I shipped a .NET Core product on a handful of Raspberry Pi's running whatever the current version of Debian was at the time. That's cross platform enough for me.
That's good to know, thank you. To help with the first part of my comment, upon which local system did you develop that product (and, I guess implied in that question is: was it just you, or were there other developers with their own workstation setups)?
Visual Studio on Windows 10. I don't know why you'd use anything else for a .NET project: it's by far the path of least resistance.
I was one of 3 developers but the others were writing iOS and Android apps that interfaced with my Web product. That said, they had identical setups. Since the code was hosted locally on the Pi and we were all remote, they needed to be able to build and deploy my code also.

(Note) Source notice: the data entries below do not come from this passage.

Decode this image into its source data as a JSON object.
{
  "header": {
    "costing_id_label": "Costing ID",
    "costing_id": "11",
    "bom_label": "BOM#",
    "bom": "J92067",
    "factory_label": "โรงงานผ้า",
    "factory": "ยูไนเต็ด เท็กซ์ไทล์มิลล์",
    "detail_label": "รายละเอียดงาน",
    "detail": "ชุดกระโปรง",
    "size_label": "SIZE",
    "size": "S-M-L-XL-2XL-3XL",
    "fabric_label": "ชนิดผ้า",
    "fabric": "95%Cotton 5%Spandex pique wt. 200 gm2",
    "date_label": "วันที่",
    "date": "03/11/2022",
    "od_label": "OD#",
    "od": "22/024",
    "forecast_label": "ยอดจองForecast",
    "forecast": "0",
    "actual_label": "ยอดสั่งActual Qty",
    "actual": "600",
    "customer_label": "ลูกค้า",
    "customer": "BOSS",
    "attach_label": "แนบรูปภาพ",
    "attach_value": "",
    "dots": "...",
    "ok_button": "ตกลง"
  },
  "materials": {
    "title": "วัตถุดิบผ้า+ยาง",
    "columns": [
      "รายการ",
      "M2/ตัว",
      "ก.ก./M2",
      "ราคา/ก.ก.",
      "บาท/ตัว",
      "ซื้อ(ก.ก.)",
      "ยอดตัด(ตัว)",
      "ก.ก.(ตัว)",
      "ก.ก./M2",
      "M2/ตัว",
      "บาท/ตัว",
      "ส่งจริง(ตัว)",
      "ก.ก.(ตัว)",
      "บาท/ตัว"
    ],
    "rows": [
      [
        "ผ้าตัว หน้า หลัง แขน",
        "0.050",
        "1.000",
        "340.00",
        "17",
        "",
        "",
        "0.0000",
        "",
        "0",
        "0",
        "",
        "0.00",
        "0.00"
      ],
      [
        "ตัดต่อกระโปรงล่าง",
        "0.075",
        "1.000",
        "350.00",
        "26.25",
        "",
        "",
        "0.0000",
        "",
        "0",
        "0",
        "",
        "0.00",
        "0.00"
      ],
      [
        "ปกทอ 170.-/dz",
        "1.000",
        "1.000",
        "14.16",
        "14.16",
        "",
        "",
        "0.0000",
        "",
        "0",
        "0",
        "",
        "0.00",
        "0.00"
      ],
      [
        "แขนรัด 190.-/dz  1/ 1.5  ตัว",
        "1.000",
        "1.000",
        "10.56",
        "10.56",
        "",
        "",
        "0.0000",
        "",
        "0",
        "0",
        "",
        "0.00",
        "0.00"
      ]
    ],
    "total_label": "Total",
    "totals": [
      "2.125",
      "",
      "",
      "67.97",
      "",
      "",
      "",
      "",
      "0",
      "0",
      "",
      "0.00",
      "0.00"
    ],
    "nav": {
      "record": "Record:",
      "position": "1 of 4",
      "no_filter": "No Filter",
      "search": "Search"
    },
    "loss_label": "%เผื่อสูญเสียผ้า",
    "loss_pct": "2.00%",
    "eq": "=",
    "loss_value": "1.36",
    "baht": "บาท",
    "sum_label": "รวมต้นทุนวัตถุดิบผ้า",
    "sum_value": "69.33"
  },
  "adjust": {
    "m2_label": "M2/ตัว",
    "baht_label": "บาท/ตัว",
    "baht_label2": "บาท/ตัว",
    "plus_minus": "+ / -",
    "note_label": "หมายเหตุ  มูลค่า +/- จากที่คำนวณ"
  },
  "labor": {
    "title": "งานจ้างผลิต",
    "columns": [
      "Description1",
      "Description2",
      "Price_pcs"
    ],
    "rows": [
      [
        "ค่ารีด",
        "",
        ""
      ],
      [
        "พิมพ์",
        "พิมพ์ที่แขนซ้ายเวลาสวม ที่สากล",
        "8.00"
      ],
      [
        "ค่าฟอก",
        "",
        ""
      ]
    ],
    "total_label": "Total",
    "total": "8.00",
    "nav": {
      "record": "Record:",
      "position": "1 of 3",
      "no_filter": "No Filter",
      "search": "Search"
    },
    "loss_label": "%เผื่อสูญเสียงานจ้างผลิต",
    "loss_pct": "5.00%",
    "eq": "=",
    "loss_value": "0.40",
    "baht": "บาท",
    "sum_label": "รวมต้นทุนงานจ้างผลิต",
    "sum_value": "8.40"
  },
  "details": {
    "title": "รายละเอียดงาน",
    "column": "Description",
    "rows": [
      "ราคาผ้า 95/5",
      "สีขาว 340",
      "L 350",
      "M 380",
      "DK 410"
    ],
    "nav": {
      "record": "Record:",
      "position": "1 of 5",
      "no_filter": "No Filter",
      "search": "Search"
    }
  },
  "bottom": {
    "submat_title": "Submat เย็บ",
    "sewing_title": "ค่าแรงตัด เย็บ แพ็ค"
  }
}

Anecdotally, I've been using Visual Studio mostly regularly since the original ".NET Version" of Visual Studio (~2002), and I'm increasingly closing it and just using VS Code and the dotnet command line tools. Visual Studio is definitely starting to feel its age/weight and between all the C# 10 language features (finally) removing boilerplate (things like namespace statements and global usings), I'm often feeling more productive in VS Code than in full Visual Studio. For hobby projects I've moved entirely to VS Code even for .NET.
I'm inclined to imagine that with extensions like SSH remoting in VS Code you'd probably have a better Raspberry Pi deployment and debugging experience in VS Code than in Visual Studio, if you gave it a chance.